Editorial Koran Solidaritas Edisi I, Juli 2015
Sanksi FIFA bagi sebagian orang adalah kiamat, tapi tidak bagi Presiden Jokowi. Alasannya jelas, apa gunanya atlet-atlet kita berlaga di tingkat internasional jika prestasinya buruk. Jokowi bahkan membuka data, prestasi PSSI selama 10 tahun terakhir seperti jalan di tempat, sejak 2002 tidak lolos kualifikasi Piala Dunia, bahkan pada 2011 untuk tingkat Asia saja gagal lolos kualifikasi, dan peringkat di FIFA sejak 2012 hanya bergerak di antara 156 hingga 161. Dalam sejarahnya, Indonesia pernah masuk Piala Dunia pada 1938, meskipun masih di bawah bendera Hindia-Belanda. Pada perempat final Olimpiade Melbourne 1956 timnas Indonesia berhasil menahan imbang gempuran tim kuat Soviet, dan lolos babak pertama kualifikasi Piala Dunia 1958. Prestasi terbaik timnas sepakbola Indonesia ketika meraih medali perunggu pada Asian Games 1958.
Meskipun prestasi sepakbola kita terpuruk jauh di bawah, potensi pasarnya sangat besar. Setiap tahunnya sekitar 12 juta orang memenuhi stadion-stadion saat putaran Liga Primer Indonesia (LPI). Angka tersebut hampir setara dengan Bundesliga di Jerman yang menyedot rata-rata 13,8 juta dan Premiere League di Inggris dengan rata-rata 13,1 juta penonton setiap musim.
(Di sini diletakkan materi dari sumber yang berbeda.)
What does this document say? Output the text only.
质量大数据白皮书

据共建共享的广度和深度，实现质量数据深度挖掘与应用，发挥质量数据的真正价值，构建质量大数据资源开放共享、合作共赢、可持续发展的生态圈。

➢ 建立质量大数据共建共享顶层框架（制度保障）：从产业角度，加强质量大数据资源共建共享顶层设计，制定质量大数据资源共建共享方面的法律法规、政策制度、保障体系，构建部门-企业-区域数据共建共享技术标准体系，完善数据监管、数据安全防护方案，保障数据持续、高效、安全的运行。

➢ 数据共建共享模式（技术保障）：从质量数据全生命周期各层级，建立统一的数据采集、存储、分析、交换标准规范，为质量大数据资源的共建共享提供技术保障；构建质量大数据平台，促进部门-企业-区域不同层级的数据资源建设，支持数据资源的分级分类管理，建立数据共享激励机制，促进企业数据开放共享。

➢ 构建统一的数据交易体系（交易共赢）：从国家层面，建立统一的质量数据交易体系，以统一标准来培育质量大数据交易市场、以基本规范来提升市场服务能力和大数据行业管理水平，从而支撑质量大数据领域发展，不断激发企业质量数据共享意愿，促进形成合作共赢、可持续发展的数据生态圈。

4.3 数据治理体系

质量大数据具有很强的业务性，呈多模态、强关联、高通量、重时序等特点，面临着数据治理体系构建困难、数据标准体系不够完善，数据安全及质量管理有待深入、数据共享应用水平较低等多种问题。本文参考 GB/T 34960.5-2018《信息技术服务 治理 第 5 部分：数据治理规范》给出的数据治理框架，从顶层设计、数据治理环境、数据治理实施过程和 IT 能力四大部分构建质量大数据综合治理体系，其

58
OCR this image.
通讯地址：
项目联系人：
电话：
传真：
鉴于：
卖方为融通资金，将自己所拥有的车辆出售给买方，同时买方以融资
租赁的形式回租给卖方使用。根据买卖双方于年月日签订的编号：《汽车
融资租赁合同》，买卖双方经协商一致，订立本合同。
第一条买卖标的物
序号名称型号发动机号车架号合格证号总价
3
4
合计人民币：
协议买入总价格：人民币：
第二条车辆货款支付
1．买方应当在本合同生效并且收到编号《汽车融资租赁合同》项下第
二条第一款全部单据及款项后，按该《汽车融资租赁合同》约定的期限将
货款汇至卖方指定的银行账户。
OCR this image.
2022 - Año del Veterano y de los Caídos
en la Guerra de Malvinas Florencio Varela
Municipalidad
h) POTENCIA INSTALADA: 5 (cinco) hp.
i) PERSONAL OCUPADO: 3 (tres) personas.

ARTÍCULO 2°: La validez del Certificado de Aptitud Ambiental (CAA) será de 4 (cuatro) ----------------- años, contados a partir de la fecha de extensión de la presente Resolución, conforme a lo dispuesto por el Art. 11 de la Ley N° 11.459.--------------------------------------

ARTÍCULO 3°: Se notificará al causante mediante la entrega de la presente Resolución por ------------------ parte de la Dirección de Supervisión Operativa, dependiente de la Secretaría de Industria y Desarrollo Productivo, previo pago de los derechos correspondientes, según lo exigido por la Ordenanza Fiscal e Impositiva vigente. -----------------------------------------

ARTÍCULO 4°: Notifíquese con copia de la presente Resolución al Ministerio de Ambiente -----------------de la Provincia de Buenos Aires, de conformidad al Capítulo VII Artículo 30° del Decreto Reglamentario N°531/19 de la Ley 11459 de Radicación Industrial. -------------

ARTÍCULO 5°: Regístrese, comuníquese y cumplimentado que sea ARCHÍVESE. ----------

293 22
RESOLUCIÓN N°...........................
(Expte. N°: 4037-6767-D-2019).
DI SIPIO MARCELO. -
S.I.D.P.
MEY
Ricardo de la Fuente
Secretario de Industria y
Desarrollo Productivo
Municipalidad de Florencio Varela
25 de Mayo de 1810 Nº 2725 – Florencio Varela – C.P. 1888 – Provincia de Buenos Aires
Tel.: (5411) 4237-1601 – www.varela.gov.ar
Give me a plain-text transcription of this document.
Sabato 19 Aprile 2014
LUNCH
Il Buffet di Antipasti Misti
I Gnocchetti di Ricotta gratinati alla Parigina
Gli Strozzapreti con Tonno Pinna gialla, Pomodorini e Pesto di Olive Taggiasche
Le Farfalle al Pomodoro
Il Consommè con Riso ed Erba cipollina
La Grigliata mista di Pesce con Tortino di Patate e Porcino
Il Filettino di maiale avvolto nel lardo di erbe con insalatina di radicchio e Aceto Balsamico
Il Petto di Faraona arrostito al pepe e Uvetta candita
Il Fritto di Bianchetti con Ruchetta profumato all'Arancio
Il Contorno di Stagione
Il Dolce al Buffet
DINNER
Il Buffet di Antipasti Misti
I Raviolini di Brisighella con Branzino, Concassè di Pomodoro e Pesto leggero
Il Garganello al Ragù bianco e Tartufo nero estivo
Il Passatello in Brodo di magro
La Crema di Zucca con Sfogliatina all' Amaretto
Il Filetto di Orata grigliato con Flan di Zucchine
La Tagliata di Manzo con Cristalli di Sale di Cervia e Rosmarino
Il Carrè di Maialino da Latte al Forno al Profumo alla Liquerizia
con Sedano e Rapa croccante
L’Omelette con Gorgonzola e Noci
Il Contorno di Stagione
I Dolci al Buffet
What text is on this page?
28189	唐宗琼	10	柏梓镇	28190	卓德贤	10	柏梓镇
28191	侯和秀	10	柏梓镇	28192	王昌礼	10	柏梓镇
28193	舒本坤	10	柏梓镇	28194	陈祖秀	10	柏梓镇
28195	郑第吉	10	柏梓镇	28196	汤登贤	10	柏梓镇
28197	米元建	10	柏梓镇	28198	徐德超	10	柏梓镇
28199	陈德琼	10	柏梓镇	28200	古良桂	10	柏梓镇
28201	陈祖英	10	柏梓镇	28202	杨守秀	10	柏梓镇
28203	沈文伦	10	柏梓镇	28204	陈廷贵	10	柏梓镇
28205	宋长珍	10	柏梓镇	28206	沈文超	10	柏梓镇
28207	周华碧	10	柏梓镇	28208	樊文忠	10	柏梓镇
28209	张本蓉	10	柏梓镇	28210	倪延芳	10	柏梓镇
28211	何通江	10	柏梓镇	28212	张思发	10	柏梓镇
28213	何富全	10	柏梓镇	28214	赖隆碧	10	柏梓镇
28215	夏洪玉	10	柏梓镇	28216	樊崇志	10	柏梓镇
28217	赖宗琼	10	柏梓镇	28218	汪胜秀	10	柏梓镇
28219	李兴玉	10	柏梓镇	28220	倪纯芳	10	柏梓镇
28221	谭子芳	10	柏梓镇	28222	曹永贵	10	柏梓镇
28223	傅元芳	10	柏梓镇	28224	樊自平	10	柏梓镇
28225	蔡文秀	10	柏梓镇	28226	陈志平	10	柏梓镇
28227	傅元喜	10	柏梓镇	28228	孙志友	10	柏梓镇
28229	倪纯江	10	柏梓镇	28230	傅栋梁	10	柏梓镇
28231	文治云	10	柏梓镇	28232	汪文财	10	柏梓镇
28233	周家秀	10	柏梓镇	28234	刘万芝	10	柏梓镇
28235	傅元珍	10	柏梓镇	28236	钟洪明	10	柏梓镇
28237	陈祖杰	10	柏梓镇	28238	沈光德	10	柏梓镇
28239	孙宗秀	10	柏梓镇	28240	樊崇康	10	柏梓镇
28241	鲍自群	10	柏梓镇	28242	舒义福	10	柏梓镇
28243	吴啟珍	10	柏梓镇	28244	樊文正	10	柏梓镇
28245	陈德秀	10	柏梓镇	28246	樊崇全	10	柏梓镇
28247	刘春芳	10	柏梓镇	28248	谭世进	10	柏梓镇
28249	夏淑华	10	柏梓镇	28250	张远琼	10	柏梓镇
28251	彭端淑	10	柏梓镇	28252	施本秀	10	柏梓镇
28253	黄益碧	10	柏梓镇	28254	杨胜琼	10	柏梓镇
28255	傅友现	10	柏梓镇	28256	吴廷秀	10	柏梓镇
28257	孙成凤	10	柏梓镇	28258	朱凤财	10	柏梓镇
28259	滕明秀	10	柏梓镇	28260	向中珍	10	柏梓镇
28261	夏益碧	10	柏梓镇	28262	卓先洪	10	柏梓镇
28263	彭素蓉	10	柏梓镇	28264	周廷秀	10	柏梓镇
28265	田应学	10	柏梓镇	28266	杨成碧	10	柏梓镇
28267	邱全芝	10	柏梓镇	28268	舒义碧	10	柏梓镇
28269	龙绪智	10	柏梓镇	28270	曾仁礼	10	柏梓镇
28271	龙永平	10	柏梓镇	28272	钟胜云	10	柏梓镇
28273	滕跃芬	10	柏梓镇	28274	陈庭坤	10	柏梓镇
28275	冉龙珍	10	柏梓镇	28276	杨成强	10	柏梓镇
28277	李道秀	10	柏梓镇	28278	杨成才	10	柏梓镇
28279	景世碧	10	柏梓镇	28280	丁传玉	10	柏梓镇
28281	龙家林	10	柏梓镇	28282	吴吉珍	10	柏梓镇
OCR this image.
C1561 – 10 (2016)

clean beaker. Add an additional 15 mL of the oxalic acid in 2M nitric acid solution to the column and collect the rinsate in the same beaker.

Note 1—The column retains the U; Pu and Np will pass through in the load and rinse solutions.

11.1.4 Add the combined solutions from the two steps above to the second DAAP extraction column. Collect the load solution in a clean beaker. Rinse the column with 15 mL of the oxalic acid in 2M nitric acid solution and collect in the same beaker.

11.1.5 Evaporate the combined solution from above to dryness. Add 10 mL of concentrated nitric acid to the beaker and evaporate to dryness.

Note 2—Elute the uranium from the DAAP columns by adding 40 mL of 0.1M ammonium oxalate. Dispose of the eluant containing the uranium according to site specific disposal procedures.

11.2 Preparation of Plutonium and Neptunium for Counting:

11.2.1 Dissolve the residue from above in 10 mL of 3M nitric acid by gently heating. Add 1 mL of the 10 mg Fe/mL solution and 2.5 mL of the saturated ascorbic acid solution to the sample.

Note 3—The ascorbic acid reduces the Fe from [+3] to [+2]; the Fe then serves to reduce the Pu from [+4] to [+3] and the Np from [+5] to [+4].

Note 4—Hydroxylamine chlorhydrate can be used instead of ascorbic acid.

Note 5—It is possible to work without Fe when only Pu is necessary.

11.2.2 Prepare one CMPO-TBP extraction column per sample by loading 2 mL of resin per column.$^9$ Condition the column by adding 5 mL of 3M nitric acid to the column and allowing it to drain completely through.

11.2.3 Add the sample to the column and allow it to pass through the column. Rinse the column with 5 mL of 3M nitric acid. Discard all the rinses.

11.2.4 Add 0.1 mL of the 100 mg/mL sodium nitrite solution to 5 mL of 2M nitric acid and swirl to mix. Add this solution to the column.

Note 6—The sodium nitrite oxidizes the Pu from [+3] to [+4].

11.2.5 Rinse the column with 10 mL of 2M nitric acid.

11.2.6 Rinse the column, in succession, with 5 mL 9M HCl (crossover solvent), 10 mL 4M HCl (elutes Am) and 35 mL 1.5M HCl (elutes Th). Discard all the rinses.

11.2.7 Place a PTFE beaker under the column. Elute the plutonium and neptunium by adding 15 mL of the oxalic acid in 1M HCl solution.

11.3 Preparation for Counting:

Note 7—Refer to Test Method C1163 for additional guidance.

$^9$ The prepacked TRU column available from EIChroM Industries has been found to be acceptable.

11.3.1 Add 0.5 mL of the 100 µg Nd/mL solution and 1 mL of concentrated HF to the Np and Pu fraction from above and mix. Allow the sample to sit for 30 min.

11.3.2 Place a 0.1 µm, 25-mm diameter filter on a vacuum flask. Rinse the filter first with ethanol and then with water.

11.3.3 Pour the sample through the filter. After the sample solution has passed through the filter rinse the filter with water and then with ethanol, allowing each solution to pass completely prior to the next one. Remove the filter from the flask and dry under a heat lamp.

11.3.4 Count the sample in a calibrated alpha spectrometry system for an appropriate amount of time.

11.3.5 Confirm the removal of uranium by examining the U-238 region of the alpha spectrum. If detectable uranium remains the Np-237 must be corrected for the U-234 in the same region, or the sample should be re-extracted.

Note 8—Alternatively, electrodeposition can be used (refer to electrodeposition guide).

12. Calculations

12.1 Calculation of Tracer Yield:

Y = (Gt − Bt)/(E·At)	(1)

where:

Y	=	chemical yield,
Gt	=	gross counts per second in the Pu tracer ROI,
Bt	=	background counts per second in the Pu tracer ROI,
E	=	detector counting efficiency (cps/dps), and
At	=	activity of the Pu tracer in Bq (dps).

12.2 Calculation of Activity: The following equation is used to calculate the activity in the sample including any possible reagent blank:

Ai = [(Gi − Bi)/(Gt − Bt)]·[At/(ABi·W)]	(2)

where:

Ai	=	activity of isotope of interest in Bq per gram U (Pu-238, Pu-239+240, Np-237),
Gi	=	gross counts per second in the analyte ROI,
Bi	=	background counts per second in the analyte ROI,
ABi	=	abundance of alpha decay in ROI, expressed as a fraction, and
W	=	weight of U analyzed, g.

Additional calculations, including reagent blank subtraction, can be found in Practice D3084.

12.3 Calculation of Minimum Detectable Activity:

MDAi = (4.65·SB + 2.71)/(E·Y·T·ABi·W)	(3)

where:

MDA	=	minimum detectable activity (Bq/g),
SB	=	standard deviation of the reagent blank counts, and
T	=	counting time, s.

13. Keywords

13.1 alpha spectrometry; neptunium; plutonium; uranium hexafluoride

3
Terbebasnya media dari kontrol politik, muncul bersama dengan kegilaan publik Indonesia terhadap liga-liga Eropa, menjadikan pasar sepakbola di media menjadi rebutan. Hak siar Indonesia Super League (ISL) untuk televisi terjual hingga angka Rp 1,3 triliun atau setara 133,5 juta dolar. Jika dijumlah dengan LPI, angkanya bisa mencapai 360 juta dolar tiap tahunnya. Persoalannya angjka fantastis itu spertinya tidak otomatis memperbaiki prestasi, peningkata fasilitas dan kesejahteraan atlet di Indonesia. Ribut elit, laba pasar, derita atlet.
Munculnya film bertema olahraga, Garuda di Dadaku dan King, dua-duanya rilis pada 2009, menampilkan ketegangan antara nasionalisme yang dibangkitkan lewat olahraga dengan kepentingan pasar. Prestasi dalam kompetisi olahraga adalah bentuk lain dari peperangan yang tidak menggunakan kekuatan militer, dalam gilirannya menjadi aspirasi dari kesadaran kolektif kebangsaan. Dalam pertarungan kuasa antara negara, pasar dan warga negara kita justeru berharap tumbuhnya budaya baru. Olahraga, sekali lagi hanya membutuhkan ruang bernafas yang lega, dia berhubungan langsung dengan kualitas dan kebahagiaan hidup yang menjadi hak warga negara. Menjadi atlet profesional adalah pilihan tahap lanjut dari kegiatan berolahraga.
Dengan demikian maka spirit kebajikan melalui dimensi olahraga, tidak melulu sekadar prestasi atau perebutan posisi kepengurusan dan komersialisasi event olahraga. Masa depan olahraga Indonesia adalah ketika olahraga adalah sebuah sikap hidup. Prestasi adalah hal yang datang berikutnya. Untuk itu kewajiban negara untuk memenuhi hak berolahraga dengan gembira. Olah raga sebagai public goods dan state responsilbity. Karenanya fasilitas yang memadai adalah sebuah keharusan. Sebelum berharap datangnya prestasi.